Our general national ignorance was uncovered in a survey by the net garden shop GardeningExpress.co.uk, which found that greater than half us actually quite liked the look of the quick-growing plant’s heart-shaped leaves and creamy white flowers.
That’s hardly surprising, because it was introduced by the pioneering gardeners as an exotic looking ornamental plant in much the identical way that they introduced rhododendrons, camellias and magnolias.
Of course, some rhododendrons had been consigned to the horticultural sin bin, too, but there are dozens of different invasive plants we should always even be on our guard against.
Giant hogweed (Heracleum mantegazzianum), for example, is described as harmful to human health by the Government’s Department of Environment, Food and Rural Affairs.
Himalayan balsam (Impatiens glendulifera) is another no-no, and other invasive plants include floating pennywort (Hydocotyle ranuncluloides), a well-liked water plant it truly is often labeled incorrectly because the native British marsh pennywort.
Floating pennywort is now taking up lakes and ponds in South East England and is heading west to the Midlands and Wales, literally choking native water plants and wildlife since it grows on the rate of as much as 8ins (20cm) an afternoon.
It could be illegal to sell floating pennywort from April this year, and other banned plants include parrot’s-feather (Myriophyllum aquaticum), floating water primroses (Ludwigia spp) water fern (Azolla filiculoides) and New Zealand pigmyweed (Crassula helmsii) that’s also called Australian stonecrop.
Japanese knotweed (Fallopia japonica) can grow as much as four metres high in exactly 10 weeks, and now’s the time to identify whether you’ve it growing to your garden.
The bamboo-like plant is a rhizome which may spread from the smallest root cutting, so in case you dig up the emerging red shoots now you should destroy them as opposed to just binning them or they may just finally end up growing elsewhere.
Alternatively, wait until the leaves are out and spray them with glyphosate (there are several branded versions).

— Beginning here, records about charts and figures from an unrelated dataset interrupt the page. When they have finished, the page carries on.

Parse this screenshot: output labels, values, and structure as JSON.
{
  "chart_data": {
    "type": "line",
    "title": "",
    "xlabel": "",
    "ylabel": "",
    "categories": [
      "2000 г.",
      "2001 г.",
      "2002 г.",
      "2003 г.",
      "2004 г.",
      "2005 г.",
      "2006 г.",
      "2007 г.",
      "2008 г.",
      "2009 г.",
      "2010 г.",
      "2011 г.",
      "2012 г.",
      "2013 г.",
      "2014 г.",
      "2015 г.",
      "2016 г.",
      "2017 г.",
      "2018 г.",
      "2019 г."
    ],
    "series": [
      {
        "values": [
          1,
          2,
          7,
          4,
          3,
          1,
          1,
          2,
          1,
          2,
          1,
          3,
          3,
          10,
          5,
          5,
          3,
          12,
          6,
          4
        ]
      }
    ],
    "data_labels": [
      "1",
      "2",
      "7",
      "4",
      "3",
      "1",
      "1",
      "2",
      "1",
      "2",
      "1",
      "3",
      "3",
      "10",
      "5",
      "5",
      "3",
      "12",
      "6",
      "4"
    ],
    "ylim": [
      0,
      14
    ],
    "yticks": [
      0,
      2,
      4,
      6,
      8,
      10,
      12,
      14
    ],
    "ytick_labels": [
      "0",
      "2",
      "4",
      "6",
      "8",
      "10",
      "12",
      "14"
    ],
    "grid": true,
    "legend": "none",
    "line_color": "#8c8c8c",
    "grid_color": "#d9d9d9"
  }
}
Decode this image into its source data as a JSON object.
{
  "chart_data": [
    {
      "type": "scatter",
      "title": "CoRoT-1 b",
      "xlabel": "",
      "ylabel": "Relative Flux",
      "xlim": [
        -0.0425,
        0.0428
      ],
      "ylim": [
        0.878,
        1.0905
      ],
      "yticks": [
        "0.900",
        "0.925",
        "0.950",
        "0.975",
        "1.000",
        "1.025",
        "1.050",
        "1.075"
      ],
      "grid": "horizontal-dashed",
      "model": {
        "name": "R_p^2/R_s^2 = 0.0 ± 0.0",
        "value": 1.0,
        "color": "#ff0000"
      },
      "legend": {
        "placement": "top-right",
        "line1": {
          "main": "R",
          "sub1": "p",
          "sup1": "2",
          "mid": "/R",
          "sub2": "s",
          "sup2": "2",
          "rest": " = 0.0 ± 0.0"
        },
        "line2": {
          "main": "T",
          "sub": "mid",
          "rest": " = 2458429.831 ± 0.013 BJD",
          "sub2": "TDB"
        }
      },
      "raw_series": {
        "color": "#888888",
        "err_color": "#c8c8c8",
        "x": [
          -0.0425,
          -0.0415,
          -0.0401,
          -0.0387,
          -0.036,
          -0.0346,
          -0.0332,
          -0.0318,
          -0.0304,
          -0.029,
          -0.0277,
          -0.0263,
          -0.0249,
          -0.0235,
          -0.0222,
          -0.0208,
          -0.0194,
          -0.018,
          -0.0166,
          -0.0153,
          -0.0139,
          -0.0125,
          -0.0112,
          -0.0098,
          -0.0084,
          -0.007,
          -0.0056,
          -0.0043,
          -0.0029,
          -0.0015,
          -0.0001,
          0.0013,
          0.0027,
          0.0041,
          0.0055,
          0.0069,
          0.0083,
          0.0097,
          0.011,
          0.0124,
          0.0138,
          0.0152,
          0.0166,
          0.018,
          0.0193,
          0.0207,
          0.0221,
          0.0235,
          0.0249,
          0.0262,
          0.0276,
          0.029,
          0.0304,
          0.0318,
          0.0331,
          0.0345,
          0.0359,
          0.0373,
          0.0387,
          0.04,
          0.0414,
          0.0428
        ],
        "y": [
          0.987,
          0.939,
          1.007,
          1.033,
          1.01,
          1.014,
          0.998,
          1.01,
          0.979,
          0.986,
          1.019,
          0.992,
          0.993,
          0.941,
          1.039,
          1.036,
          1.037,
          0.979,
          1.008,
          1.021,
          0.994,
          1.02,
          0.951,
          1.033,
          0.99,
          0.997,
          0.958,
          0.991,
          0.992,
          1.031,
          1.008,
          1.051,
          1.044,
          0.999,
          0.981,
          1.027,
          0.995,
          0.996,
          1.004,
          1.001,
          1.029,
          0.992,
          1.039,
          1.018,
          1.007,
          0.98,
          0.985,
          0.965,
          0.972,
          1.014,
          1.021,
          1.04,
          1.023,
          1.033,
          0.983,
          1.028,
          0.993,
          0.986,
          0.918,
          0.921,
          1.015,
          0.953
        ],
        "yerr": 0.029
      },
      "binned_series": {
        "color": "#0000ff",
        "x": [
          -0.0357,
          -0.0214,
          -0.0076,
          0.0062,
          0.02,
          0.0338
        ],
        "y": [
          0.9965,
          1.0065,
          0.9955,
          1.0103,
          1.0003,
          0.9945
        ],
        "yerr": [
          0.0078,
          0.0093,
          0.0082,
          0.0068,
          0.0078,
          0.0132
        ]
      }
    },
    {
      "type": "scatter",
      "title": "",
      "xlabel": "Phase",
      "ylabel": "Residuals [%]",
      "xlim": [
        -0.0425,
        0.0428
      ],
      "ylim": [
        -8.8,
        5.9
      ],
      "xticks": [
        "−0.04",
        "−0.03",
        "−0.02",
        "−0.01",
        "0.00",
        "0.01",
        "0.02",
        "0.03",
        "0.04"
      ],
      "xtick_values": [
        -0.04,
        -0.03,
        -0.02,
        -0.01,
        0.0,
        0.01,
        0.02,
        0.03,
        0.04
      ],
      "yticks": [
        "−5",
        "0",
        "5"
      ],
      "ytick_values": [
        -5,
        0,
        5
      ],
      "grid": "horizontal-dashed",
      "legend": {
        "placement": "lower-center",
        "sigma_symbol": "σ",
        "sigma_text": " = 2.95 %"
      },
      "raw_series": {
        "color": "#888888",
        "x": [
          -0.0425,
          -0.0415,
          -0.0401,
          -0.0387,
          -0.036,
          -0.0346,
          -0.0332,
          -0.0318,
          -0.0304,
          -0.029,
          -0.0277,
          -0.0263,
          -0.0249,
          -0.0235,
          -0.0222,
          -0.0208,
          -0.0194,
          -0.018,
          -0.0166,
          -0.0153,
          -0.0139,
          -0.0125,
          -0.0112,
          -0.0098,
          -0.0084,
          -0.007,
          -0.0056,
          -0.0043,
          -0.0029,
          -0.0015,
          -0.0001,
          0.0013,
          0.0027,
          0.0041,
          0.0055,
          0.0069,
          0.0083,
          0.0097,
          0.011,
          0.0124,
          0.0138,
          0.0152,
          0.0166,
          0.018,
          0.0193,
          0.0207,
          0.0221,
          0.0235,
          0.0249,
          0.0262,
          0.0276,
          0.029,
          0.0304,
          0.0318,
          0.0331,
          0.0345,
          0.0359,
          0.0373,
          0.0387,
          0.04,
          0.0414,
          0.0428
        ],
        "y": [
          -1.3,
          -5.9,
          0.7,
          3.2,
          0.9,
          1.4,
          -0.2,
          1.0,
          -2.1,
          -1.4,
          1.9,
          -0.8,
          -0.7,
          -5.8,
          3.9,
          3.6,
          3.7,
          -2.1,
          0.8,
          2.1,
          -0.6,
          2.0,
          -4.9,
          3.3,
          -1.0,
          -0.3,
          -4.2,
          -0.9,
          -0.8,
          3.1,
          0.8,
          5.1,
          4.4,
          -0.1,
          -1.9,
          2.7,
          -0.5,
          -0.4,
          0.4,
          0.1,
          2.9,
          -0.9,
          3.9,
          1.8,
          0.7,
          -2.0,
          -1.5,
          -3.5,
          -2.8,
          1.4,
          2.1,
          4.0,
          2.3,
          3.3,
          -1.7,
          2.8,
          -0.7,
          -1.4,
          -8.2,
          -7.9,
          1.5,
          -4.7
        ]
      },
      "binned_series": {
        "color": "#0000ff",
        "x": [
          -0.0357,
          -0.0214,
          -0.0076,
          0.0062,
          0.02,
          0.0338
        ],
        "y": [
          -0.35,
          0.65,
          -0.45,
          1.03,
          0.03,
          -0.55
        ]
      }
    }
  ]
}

Another dose it will likely be necessary in the summertime.
Of course, chances are you’ll like your Japanese knotweed and never wish to kill it off; in spite of everything it’s quite pretty.
But so as to sell your house it will possibly dispose of buyers, with some mortgage providers taking an extremely strong view against it.
And if it strays right into a neighbour’s garden it could cause a variation at the suburban hedge row.
For advice on the best way to remove Japanese knotweed visit www.environment-agency.gov.uk and click the house and leisure icon then wildlife and conservation.
Himalayan balsam need to be decrease before it sets seed, then completely dug out or it’s going to regenerate, while extra care must be eager about the large giant hogweed.
It will cause nasty skin blisters if the sap comes into the contact with skin and just brushing against the leaves, or another component of the plant, may cause rashes, high temperatures, inflammation and dermatitis.
The best strategy to tackle these plants is with glyphosphate when the brand new shoots first appear as rosettes in April or May.
I’ve got to confess, though: I a bit like it.